Giuseppe Ottaviano presents "Better Index Compression with Partitioned Elias-Fano"

Giuseppe Ottaviano
Title: "Better Index Compression with Partitioned Elias-Fano"   Giuseppe Ottaviano   ABSTRACT            Inverted indexes are the core of every modern information retrieval system; to cope with steadily growing document corpora, such as the Web, it is crucial to represent them as efficiently as possible with respect to space and decompression speed. Recently a data structure traditionally used in the field of succinct data structures, namely the Elias-Fano representation of monotone sequences, has been applied to the compression of indexes, showing surprisingly excellent performance and good compression. This talk will start by briefly reviewing the Elias-Fano representation and its application to inverted indexes.
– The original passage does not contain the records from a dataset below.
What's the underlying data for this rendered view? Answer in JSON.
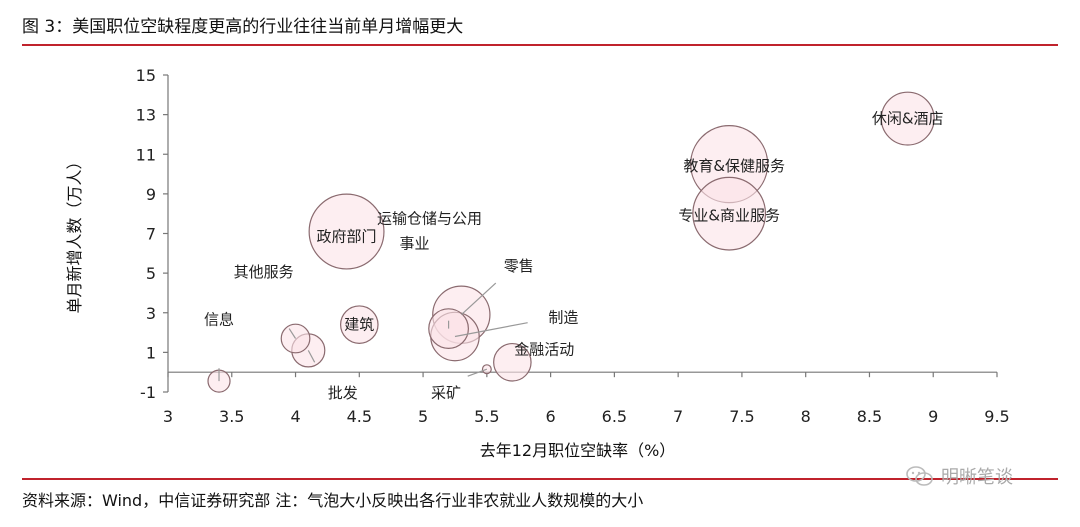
{
  "figure": {
    "title": "图 3：美国职位空缺程度更高的行业往往当前单月增幅更大",
    "source": "资料来源：Wind，中信证券研究部  注：气泡大小反映出各行业非农就业人数规模的大小",
    "watermark": "明晰笔谈"
  },
  "chart_data": {
    "type": "bubble",
    "xlabel": "去年12月职位空缺率（%）",
    "ylabel": "单月新增人数（万人）",
    "xlim": [
      3,
      9.5
    ],
    "ylim": [
      -1,
      15
    ],
    "xticks": [
      "3",
      "3.5",
      "4",
      "4.5",
      "5",
      "5.5",
      "6",
      "6.5",
      "7",
      "7.5",
      "8",
      "8.5",
      "9",
      "9.5"
    ],
    "yticks": [
      "-1",
      "1",
      "3",
      "5",
      "7",
      "9",
      "11",
      "13",
      "15"
    ],
    "grid": false,
    "series": [
      {
        "label": "休闲&酒店",
        "x": 8.8,
        "y": 12.8,
        "size": 1.2
      },
      {
        "label": "教育&保健服务",
        "x": 7.4,
        "y": 10.5,
        "size": 1.75
      },
      {
        "label": "专业&商业服务",
        "x": 7.4,
        "y": 8.0,
        "size": 1.65
      },
      {
        "label": "政府部门",
        "x": 4.4,
        "y": 7.1,
        "size": 1.7
      },
      {
        "label": "零售",
        "x": 5.3,
        "y": 2.9,
        "size": 1.3
      },
      {
        "label": "运输仓储与公用事业",
        "x": 5.2,
        "y": 2.2,
        "size": 0.9
      },
      {
        "label": "制造",
        "x": 5.25,
        "y": 1.8,
        "size": 1.1
      },
      {
        "label": "金融活动",
        "x": 5.7,
        "y": 0.5,
        "size": 0.85
      },
      {
        "label": "采矿",
        "x": 5.5,
        "y": 0.15,
        "size": 0.2
      },
      {
        "label": "建筑",
        "x": 4.5,
        "y": 2.4,
        "size": 0.85
      },
      {
        "label": "其他服务",
        "x": 4.0,
        "y": 1.7,
        "size": 0.65
      },
      {
        "label": "批发",
        "x": 4.1,
        "y": 1.1,
        "size": 0.75
      },
      {
        "label": "信息",
        "x": 3.4,
        "y": -0.45,
        "size": 0.5
      }
    ]
  }
}
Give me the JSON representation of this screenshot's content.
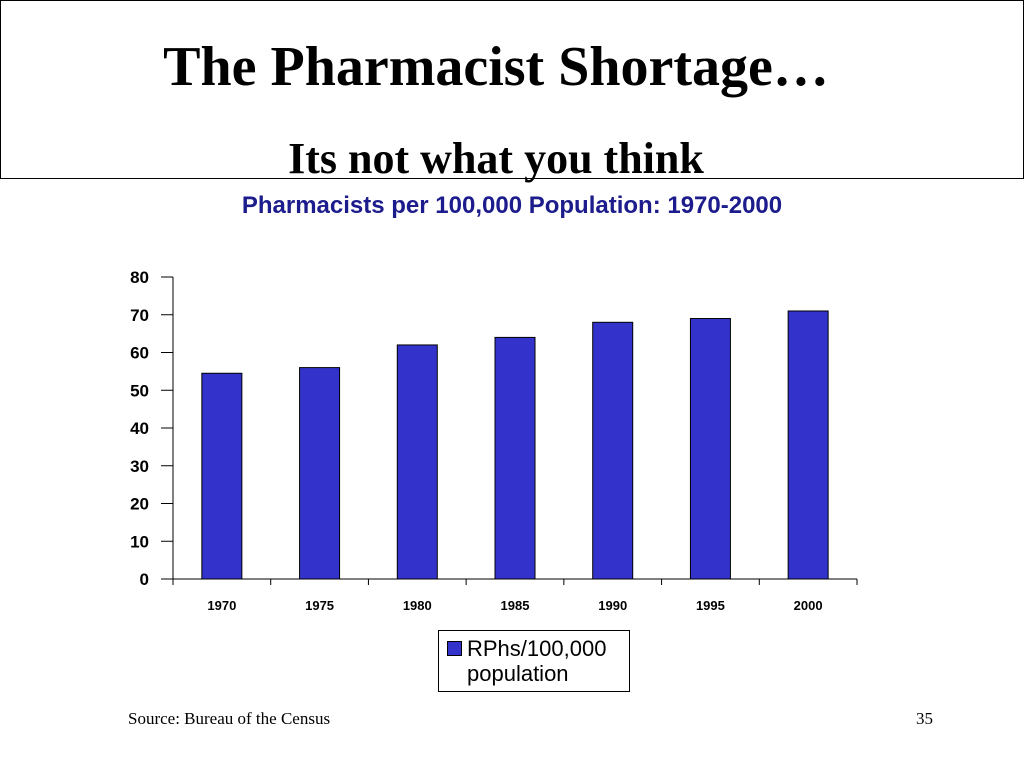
{
  "slide": {
    "title": "The Pharmacist Shortage…",
    "subtitle": "Its not what you think",
    "source": "Source: Bureau of the Census",
    "page_number": "35"
  },
  "chart_data": {
    "type": "bar",
    "title": "Pharmacists per 100,000 Population: 1970-2000",
    "categories": [
      "1970",
      "1975",
      "1980",
      "1985",
      "1990",
      "1995",
      "2000"
    ],
    "series": [
      {
        "name": "RPhs/100,000 population",
        "values": [
          54.5,
          56,
          62,
          64,
          68,
          69,
          71
        ],
        "color": "#3333cc"
      }
    ],
    "ylim": [
      0,
      80
    ],
    "yticks": [
      0,
      10,
      20,
      30,
      40,
      50,
      60,
      70,
      80
    ],
    "xlabel": "",
    "ylabel": "",
    "grid": false,
    "legend_position": "bottom",
    "title_color": "#1c1c8c"
  }
}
We will then move on to a new representation based on a two-level Elias-Fano data structure, which significantly improves compression efficiency by (almost-)optimally partitioning the posting lists, with only a negligible slow-down in decompression. BIOGRAPHICAL NOTE Giuseppe Ottaviano is a postdoctoral researcher at ISTI-CNR in Pisa. He received his Ph.D. from the University of Pisa with a thesis on succinct data structures. He is mainly interested in data structures and data compression, in particular with application to the storage of large quantities of data for information retrieval and search engines. He is also interested in machine learning and computer vision.